Training to Bench 225
I can say one thing with confidence about training an athlete to bench 225 for reps.
Throw your coaching techniques out the window.
What does that mean? Lets take a look.
1- Train for Endurance
For most athletes training for a combine-type test, the 225 bench press test is an endurance test not a strength test. It is common knowledge that the relationship between strength and endurance changes as the number of reps increases. I have seen athletes that can bench press 400 lbs do 225 for 20 reps and I have seen athletes who can bench press 350 pounds do the same number of reps. The key point, if you want to get better at reps, do reps.
2- Train for Strength
In point two, I can immediately contradict myself. The other reality is that up to a certain point you need to develop max strength. In the short run more strength actually can lead to more endurance. Sound confusing, not really. The reality is if your maximum bench press is 245 you will be lucky to bench 225 for 2. A 400-pound bencher has a far greater chance of doing 30 reps at 225 than a 300 bencher. What I’m saying is you need to work both ends of the spectrum. To get better at the 225-rep test you must train for both endurance and strength. Your max bench press number determines what you should be capable of. The high rep practice converts strength to useable endurance. Usually on our first pressing day we will work on max strength and finish with one endurance set, on the second pressing day we will work solely on endurance.
This relates to both points one and two. The eastern Europeans have a saying. “If you want to be a great violinist, practice the violin”. You won’t get better at the 225 test by just lifting heavy. For the six to eight weeks prior to the combine we would perform a set of 225 for max reps at the end of our first pressing day. The goal would be to try to get 1 more rep each week.
4- Work on Technique
Technique matters, but not the technique you’re used to. This is what I meant about throwing out everything you normally do.
- I always tell my athletes to control the weight at all times, except when benching 225. When benching 225, I tell my athletes to go as fast as possible.
- I always tell my athletes to lock out every rep, except when benching 225. When benching 225 for reps you want to appear to lock out the elbows after each rep without actually doing so. I call this a “soft lockout”. I instruct the athlete to switch from concentric to eccentric as fast as possible. In the process of switching I instruct them to go up as fast as possible, allow the elbows to extend almost to full extension and immediately reverse the action and get the bar back to the chest. Bringing the bar back to the chest is less of a controlled eccentric and more of a controlled drop. The bar should descend rapidly, using as little eccentric energy as possible but not bouncing off the chest. Lots of contradictions. I know as I said, I teach this a specific event having nothing in common with anything else I teach an athlete about strength training.

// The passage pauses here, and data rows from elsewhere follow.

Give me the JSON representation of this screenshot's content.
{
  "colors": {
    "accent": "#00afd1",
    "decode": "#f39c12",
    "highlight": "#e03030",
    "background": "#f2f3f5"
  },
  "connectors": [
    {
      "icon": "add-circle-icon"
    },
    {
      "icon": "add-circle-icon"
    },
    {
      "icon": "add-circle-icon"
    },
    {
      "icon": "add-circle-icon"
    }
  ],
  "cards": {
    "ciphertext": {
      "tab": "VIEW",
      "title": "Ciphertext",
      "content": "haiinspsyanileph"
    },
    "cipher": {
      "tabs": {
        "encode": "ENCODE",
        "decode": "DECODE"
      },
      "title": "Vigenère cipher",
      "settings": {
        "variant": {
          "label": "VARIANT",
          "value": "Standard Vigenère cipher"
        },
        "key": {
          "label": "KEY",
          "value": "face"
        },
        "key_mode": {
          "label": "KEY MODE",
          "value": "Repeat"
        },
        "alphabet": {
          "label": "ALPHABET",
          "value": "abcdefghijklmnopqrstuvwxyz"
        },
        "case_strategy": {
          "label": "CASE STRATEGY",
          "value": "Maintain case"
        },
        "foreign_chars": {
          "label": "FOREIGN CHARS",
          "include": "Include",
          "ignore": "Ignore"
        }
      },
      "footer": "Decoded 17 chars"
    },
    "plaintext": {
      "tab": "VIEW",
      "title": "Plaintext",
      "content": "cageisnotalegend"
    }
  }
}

In other words, I want the athlete to do as many reps as possible, as fast as possible, with technique that is at best borderline. At no other time in the year would this be acceptable but the reality is that the best performances of this test are done in this style.
Pro scouts will not count reps that are done with a big bounce, an arch, or an obviously short arm action that comes well short of lockout. However, the “judging” of this test is entirely subjective and the best performances I have seen were always on the border of being unacceptable. The key is to learn to walk the line. This means fast reps with just a hint of a bounce, extending the arms almost to a fully locked position but not locking out until you need a rest.
Heavier loads- some coaches will advocate a warm-up set at a weight greater than 225 for 1 rep to get greater neural excitation. I believe this may work for athletes anticipating more than 20 reps but may be too taxing for those anticipating less than 20.
Lighter loads- I have always advocated a simple strategy based on my powerlifting experience. Two warm-up sets. 135 for 5 and 185 for 2 and then go for it.
The bottom line- Up to a point endurance is proportional to strength. You need to get as strong as possible. At the same time endurance is a skill. You need to work on endurance. The bottom line is to work on strength, endurance, and the specific skill of the test.
Lactic acid tolerance is a big factor. Coaches have had success with various forms of endurance training. Some coaches will have athletes train with lighter loads like 185 and 205 lbs. Some coaches will have athletes practice max reps at 235 so 225 will feel lighter on test day. I personally like drop sets on day 2.
400 lb bench max- current max at 225 – 20
Day 1 Day 2
340×5 Bench Drop set
300×10 225x max 185 x max 135 x max
The key is to understand that your athlete is training to impress a scout, not you. You need to allow technical flaws that are not acceptable at any other time of year or with any other group. Our job is to help our athletes make the best impression possible. Remember, practice, practice, practice.